PACA – Face aux citoyens avec Gari Grèu de Massilia Sound System

Miloud Arab-Tani : Plusieurs projets artistiques ont été créés ces dernières années autour de Massilia… Peut-on avoir un aperçu de ce panel ?

Gari Grèu : Oai Star, Moussu T et lei Jovents, Papet J en solo, mon nouvel album « Camarade Lézard »… Tous ces projets artistiques sont inscrits dans la dynamique de Massilia Sound System. Ils véhiculent le même esprit, la même vision de la société, du rapport avec les gens et du rôle de musicien. Nous ne les avons pas créés parce qu’on était dos-à-dos, comme c’est souvent le cas dans les groupes. On a rajouté des cordes supplémentaires à notre arc commun, assouvi des envies artistiques qu’on n’a pas obligatoirement dans Massilia. Massilia, c’est un projet avec une direction artistique très définie : le raggamuffin. On chronique le quotidien à Marseille, même si on l’a étayé de plein de rencontres.

Anne Deransart : Que signifie pour vous chanter en occitan ?

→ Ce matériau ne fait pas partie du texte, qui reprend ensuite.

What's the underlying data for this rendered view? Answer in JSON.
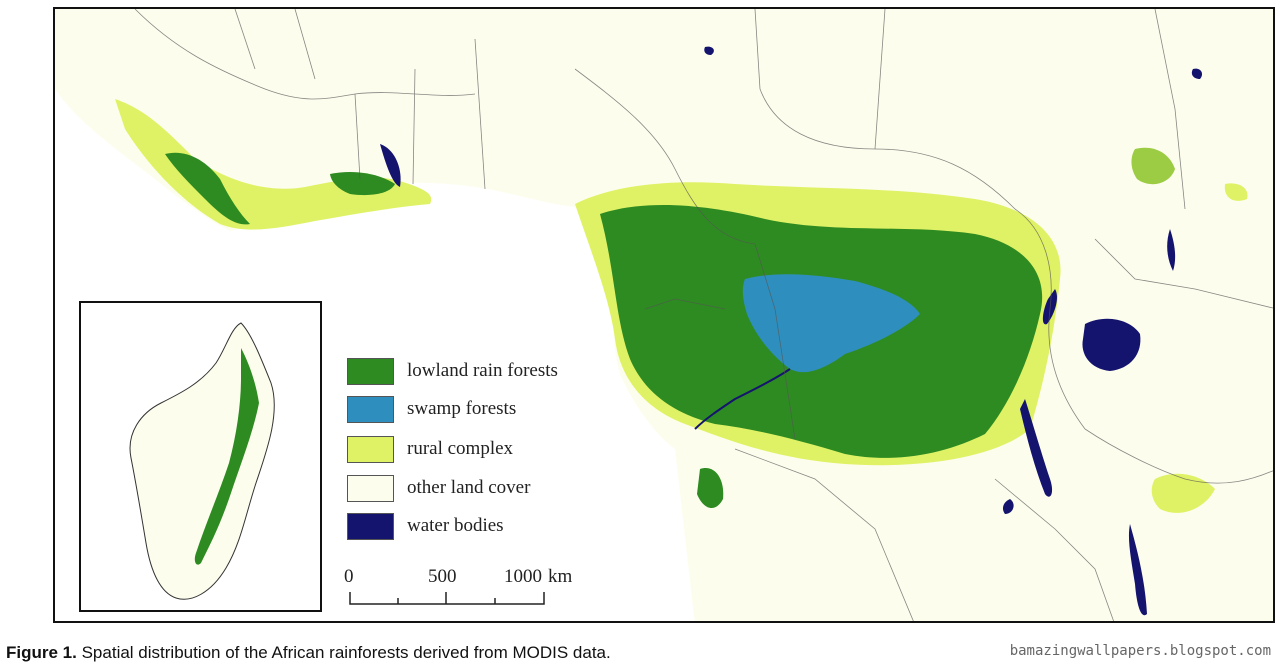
{
  "legend": {
    "items": [
      {
        "label": "lowland rain forests",
        "color": "#2e8b22"
      },
      {
        "label": "swamp forests",
        "color": "#2e8fbf"
      },
      {
        "label": "rural complex",
        "color": "#dff266"
      },
      {
        "label": "other land cover",
        "color": "#fdfdee"
      },
      {
        "label": "water bodies",
        "color": "#14146e"
      }
    ]
  },
  "scale": {
    "ticks": [
      "0",
      "500",
      "1000"
    ],
    "unit": "km"
  },
  "caption": {
    "figure_label": "Figure 1.",
    "text": "Spatial distribution of the African rainforests derived from MODIS data."
  },
  "watermark": "bamazingwallpapers.blogspot.com"
}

G. G. : Au départ, quand on a décidé de créer Massilia et de chanter en occitan, ce n’était pas parce que nos grands-parents et nos parents le parlaient, ce qui n’est pas du tout le cas : c’est moi qui ai appris le patois à ma mère, après ! En fait, c’est en écoutant Bob Marley… Il ne chantait pas en anglais, mais en patois jamaïcain et c’est ce qui donne une dimension supérieure à sa musique. On a voulu faire pareil. Ça nous a évité de tomber dans des travers à la noix du style ‘je suis plus d’ici que toi parce que mon grand-père était là avant le tien’. Pour moi, le vrai Marseillais, c’est le mec qui vient d’ailleurs, est né ailleurs, a décidé d’être Marseillais. C’est celui qui est venu enrichir Marseille avec sa culture, en la mettant dans le plat commun.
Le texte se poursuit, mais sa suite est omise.